Amigos da vítima, identificada apenas como Sidnei, contaram que ele estaria acabando de almoçar quando recebeu uma ligação pelo celular e disse que tinha que sair para fazer uma corrida para um cliente até a UEL. Encerrou o almoço, colocou o capacete e saiu para mais um atendimento. Foi encontrado por um sitiante caído no meio de uma estrada rural com o pescoço cortado. A moto dele, uma Suzuki Yes prata, não foi encontrada.
O Siate foi acionado, mas os socorristas nada puderam fazer. No local, o delegado de Homicídios, Paulo Henrique Costa, afirmou que investiga a linha de latrocínio - roubo seguido de morte. ''Aparentemente, houve luta corporal porque há marcas dos pneus da moto no chão e objetos foram encontrados espalhados'', detalhou. Na pochete que ele usava havia dois celulares, alguns papéis e algumas cédulas.
No Jardim União da Vitória (Zona Sul), outro assassinato foi registrado no início da manhã de ontem. Oséias Moreira da Silva, 34 anos, foi morto a pedradas na Rua dos Pastores. Segundo a Polícia Civil, uma das pedradas partiu o capacete que a vítima usava e provocou traumatismo craniano. Ao lado do corpo, os policiais encontraram um outro capacete que, provavelmente, seria do autor do crime.
Prisão
Um dos suspeitos de terem participado do assassinato de um segurança de um carro-forte na última terça-feira em frente a um caixa eletrônico instalado em um posto de combustíveis em Cambé (Norte) foi preso anteontem. O suspeito teria declarado que a intenção da quadrilha era assaltar o cofre do caixa, que havia sido danificado durante a madrugada. O segundo suspeito de participar já teria sido identificado.

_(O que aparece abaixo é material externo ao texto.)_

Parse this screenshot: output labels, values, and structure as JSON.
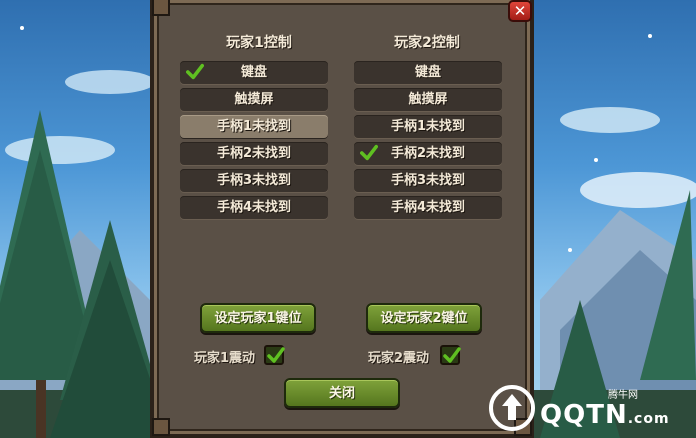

O segurança Daniel de Oliveira Lima, 32 anos, foi morto durante uma troca de tiros. O segurança foi encurralado pelos assaltantes e não teve como se proteger. Lima era funcionário de uma empresa de transporte de valores e fazia a segurança no lado de fora para uma equipe que consertava um problema técnico no equipamento.
''O suspeito preso afirmou que no dia anterior ele e seu comparsa teriam danificado o equipamento para forçar a manutenção. Na manhã do crime, eles ficaram aguardando a chegada dos técnicos do lado de fora'', assegurou o delegado. O depoimento foi tomado na sede do Grupo de Atuação Especial de Combate ao Crime Organizado (Gaeco).